From this definition can we conclude that the sum of two integers is an integer? It seems so; for if n is an integer, given, the numbers x which are such that n + x is integer form a recurring class. The number x would not be integer, if n + x was not integer. But the definition of this recurrent class of which we have just spoken is not predicative, because in this definition (which teaches us that n + x must be integer) between notion of integer which presupposes the notion of all recurrent classes.
Hence the need to use the following detour: let us call recursive classes of the first order all those that can be defined without introducing the notion of integer, and integers of the first order the numbers which belong to all the recurrent classes of the 1st order; let us then call recurring classes of the second order those which can be defined by introducing, if necessary, the notion of integer of the first order, but without involving the notion of integer of higher order; let’s call integers of the 2nd order the numbers that belong to all the recurring classes of the 2nd order, and so on. And then what we can demonstrate is not that the sum of two integers is an integer, it is that the sum of two integers of order K, is an integer of order K – 1.
These examples were enough, I think, to explain what Mr. Russel calls the hierarchy of types. But then there are various questions on which the author has not spoken.

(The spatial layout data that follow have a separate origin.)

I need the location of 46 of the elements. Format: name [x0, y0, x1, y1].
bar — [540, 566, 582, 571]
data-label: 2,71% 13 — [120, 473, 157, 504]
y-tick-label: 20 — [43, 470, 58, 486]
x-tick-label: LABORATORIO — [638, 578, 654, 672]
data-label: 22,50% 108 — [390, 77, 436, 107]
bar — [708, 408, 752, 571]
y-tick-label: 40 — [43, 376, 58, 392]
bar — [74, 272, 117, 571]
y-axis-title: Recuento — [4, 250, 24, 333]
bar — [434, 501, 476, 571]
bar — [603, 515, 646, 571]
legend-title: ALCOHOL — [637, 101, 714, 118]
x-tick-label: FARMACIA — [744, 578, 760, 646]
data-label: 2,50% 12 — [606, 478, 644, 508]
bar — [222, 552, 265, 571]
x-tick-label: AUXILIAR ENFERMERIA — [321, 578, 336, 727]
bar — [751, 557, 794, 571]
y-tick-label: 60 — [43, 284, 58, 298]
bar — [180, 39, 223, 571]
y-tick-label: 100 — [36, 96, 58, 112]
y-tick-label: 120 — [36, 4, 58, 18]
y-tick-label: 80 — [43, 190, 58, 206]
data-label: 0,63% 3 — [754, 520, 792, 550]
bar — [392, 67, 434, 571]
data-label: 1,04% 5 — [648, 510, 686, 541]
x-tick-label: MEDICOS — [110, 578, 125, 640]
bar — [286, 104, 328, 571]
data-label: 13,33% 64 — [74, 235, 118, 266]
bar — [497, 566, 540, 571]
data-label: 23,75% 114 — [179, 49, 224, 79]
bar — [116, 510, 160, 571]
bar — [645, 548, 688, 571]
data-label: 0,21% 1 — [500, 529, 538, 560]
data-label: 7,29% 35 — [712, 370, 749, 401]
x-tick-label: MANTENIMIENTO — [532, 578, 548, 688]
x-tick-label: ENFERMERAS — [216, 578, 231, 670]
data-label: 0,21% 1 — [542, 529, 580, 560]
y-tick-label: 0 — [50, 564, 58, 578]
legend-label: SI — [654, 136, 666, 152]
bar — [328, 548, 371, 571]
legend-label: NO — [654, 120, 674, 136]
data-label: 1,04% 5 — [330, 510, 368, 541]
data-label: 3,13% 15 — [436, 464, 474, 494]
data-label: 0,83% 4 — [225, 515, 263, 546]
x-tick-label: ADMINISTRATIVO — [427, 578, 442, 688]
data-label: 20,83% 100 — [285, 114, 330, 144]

1° In this hierarchy, propositions of the 1st, 2nd order, etc., and in general of the n order are introduced without difficulty, ne being any finite integer. Is it possible to consider also propositions of order α, where α is a transfinite ordinal number? Thus Mr. König has imagined a theory which does not differ essentially from that of Mr. Russell; he uses a special notation, he denotes by A(NV) the objects of the first order, by A(NV)2 those of the 2nd order, etc., NV being the initials of the expression ne varietur. As for him, he does not hesitate to introduce A(NV)α where α is transfined, without explaining enough what he means by that.
2° If we answer yes to the first question, we must explain what we mean by objects of order ω, ω being the ordinary infinity, that is to say the first transfinite ordinal number, or with objects of order α, α being any transfinite ordinal.

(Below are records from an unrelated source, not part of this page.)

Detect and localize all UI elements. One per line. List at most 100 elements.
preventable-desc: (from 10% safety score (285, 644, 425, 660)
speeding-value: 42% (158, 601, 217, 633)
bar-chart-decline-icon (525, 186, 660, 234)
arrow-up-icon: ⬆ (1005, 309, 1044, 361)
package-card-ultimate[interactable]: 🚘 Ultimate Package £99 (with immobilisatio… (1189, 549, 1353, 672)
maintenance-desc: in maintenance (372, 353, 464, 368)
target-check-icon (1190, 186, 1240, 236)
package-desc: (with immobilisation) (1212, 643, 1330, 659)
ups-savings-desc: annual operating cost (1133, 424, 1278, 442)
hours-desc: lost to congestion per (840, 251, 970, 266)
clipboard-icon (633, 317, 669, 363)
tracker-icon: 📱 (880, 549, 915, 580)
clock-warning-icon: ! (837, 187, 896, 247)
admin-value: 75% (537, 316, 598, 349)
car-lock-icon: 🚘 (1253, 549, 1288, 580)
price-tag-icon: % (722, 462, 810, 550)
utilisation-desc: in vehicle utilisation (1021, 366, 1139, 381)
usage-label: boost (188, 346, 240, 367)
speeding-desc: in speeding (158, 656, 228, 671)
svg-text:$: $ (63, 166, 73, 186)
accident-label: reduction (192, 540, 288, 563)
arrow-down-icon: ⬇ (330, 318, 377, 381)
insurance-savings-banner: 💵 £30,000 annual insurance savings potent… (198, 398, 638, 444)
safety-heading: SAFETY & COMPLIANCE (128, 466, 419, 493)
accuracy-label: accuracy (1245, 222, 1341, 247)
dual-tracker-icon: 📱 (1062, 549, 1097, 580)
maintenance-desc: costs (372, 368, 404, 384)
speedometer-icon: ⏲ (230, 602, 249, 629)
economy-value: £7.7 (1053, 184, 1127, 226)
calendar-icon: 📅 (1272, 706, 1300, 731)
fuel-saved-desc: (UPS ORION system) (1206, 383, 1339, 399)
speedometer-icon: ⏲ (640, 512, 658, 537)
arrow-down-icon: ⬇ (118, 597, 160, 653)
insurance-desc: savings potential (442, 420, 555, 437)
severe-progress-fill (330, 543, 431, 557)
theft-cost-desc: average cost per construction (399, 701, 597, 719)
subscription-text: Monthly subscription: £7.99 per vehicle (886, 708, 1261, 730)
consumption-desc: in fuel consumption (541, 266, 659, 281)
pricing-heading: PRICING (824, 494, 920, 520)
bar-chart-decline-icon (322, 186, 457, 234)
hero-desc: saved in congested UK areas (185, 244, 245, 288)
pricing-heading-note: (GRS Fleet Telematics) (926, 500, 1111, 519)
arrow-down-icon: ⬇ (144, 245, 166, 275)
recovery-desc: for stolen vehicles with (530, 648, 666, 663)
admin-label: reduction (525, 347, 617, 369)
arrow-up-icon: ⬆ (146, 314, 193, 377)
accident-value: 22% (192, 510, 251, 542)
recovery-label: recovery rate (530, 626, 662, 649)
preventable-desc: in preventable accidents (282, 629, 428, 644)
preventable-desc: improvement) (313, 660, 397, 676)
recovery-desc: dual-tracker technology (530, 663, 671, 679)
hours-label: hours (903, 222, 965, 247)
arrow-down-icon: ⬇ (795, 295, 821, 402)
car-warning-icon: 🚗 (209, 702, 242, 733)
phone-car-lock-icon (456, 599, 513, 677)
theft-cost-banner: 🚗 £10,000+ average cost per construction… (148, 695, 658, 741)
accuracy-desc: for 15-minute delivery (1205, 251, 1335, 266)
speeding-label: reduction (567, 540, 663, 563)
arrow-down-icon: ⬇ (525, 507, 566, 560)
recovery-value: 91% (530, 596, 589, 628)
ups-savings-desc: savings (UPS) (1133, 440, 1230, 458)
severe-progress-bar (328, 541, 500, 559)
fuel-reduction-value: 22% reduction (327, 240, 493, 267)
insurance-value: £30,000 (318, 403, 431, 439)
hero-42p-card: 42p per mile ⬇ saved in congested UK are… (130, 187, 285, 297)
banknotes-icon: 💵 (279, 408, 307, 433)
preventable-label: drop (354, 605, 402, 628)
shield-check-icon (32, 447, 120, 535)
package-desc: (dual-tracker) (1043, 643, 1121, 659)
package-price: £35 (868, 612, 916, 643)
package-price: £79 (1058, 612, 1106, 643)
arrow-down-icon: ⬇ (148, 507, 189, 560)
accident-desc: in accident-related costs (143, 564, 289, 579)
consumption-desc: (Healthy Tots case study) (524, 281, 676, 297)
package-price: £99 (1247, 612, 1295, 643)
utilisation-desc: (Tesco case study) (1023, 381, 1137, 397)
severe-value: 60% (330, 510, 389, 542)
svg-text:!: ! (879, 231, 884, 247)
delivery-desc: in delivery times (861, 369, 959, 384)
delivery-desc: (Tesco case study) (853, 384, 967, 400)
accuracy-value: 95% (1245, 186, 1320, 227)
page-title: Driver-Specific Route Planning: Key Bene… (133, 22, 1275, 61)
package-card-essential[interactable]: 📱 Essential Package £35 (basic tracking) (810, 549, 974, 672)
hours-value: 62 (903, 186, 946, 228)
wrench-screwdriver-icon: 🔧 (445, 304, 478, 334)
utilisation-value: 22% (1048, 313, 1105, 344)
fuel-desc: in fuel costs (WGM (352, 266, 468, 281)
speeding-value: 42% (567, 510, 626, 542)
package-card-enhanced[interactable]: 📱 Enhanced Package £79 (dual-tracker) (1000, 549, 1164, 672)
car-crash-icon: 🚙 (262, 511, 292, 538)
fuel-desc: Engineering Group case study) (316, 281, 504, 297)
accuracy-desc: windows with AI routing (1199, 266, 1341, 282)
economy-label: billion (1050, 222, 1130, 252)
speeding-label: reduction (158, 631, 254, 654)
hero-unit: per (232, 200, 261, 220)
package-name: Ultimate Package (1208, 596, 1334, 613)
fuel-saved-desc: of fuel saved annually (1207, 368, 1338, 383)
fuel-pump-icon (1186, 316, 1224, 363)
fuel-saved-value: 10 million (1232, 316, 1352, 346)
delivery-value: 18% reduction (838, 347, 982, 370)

3° If, on the contrary, we answer no to the first question, how can the distinction between finite or infinite numbers be founded on the theory of types, since this theory is meaningless if we assume this distinction already made.
4° More generally, whether or not we answer the first question, the theory of types is incomprehensible, if we do not suppose the theory of ordinals already constituted. How can one then base the theory of ordinals on that of types?